A uniform horizontal rod of length 40 cm and mass 1⋅2 kg is supported by two identical wires as shown in figure. Where should a mass of 4⋅8 kg be placed on the rod so that the same tuning fork may excite the wire on left into its fundamental vibrations and that on right into its first overtone?
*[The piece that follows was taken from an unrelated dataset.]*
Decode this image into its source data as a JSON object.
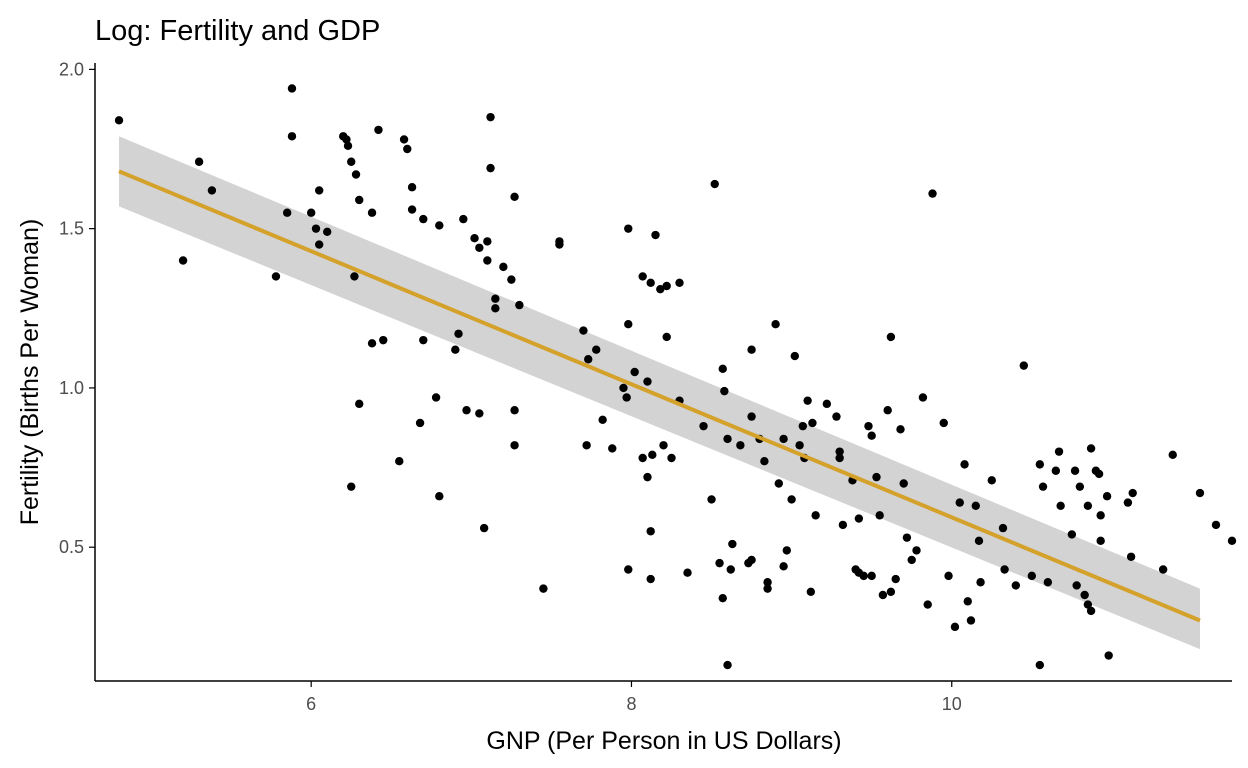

Take g = 10 m s^{−2}.

#### Solution

Given:

Length of the rod (*L*) = 40 cm = 0.40 m

Mass of the rod (*m*) = 1.2 kg

Let the mass of 4.8 kg be placed at *x* distance from the left.

As per the question, frequency on the left side = *f*_{0}

Frequency on the right side = 2*f*_{0}

Let tension be *T*_{1} and *T*_{2}_{ }on the left and the right side, respectively.
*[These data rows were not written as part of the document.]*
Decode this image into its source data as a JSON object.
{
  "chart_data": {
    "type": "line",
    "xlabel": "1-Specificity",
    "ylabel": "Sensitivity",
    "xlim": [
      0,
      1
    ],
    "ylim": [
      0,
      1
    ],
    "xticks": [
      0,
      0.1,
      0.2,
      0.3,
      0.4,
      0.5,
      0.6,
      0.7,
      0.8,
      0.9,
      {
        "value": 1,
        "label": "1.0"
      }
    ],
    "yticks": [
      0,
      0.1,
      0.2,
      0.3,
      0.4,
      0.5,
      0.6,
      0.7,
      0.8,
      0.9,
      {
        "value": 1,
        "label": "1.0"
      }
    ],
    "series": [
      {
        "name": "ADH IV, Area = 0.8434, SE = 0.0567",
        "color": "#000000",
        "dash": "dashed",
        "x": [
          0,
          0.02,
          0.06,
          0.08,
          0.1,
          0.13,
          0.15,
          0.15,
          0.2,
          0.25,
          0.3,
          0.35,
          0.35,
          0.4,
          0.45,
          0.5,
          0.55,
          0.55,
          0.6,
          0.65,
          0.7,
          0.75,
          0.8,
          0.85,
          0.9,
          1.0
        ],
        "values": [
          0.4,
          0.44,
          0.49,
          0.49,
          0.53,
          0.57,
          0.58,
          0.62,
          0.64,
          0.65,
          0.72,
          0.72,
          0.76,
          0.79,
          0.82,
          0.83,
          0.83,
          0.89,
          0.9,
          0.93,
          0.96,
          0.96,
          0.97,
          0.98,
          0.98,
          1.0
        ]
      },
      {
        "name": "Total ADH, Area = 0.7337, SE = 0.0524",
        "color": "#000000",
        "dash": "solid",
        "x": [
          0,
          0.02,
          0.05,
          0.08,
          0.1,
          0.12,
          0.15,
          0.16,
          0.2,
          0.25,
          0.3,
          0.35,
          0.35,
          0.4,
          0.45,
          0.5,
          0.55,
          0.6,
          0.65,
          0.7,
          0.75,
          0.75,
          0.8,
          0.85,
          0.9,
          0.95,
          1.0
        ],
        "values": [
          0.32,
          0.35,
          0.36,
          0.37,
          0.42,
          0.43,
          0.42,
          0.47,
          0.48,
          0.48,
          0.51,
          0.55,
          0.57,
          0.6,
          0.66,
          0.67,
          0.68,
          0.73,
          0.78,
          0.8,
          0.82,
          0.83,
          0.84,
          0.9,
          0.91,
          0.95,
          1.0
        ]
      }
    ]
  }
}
\[\therefore \frac{1}{2L}\sqrt{\frac{T_1}{m}} = \frac{2}{2L}\sqrt{\frac{T_2}{m}}\]

\[ \Rightarrow \sqrt{\frac{T_1}{T_2}} = 2\]

\[ \Rightarrow \frac{T_1}{T_2} = 4 . . . (1)\]
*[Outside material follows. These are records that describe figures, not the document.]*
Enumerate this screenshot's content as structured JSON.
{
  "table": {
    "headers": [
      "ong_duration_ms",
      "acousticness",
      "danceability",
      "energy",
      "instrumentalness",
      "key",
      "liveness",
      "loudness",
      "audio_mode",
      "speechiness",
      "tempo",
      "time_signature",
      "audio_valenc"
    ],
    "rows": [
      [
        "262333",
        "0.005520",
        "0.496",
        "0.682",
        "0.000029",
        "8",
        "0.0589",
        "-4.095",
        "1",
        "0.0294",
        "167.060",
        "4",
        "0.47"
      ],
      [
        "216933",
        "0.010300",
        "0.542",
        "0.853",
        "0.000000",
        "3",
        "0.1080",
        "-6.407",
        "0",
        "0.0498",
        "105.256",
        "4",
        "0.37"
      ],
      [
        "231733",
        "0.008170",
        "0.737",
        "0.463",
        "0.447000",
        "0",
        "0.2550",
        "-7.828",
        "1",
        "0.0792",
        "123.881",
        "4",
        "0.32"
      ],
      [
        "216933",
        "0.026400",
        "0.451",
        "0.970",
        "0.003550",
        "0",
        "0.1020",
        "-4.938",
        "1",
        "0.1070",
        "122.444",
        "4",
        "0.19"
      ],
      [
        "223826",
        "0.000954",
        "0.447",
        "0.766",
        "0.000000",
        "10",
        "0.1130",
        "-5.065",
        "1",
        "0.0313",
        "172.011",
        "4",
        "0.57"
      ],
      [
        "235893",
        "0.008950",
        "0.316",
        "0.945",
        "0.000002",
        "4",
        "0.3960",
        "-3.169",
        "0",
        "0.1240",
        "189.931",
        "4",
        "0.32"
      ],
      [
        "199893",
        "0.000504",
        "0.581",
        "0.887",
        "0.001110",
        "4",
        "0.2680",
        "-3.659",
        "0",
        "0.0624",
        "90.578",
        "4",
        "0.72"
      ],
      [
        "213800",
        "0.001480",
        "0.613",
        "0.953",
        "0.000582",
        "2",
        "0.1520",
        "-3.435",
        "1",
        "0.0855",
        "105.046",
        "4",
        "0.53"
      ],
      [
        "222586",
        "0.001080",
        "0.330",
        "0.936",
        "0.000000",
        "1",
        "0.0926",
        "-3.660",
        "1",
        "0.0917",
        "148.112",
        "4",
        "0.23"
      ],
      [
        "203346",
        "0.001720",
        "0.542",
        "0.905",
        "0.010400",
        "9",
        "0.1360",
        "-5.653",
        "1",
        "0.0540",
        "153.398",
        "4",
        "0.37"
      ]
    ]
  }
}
From the free body diagram:

\[T_1 + T_2 = 48 + 12 = 60 N\]

\[ \Rightarrow 4 T_2 + T_2 = 5 T_2 = 60 N \left[ \text{ using equation } \left( 1 \right) \right]\]

\[ \therefore T_2 = 12 N\]

\[\text{ and } T_1 = 48 N\]

Now, taking moment about point A:

\[T_2 \times \left( 0 . 4 \right) = 48x + 12 \times 0 . 2\]

\[ \Rightarrow 4 . 8 = 48x - 2 . 4\]

\[ \Rightarrow 4 . 8x = 2 . 4\]

\[ \Rightarrow x = \frac{2 . 4}{4 . 8} = \frac{1}{20} m = 5 \text{ cm }\]

Therefore, the mass should be placed at a distance of 5 cm from the left end.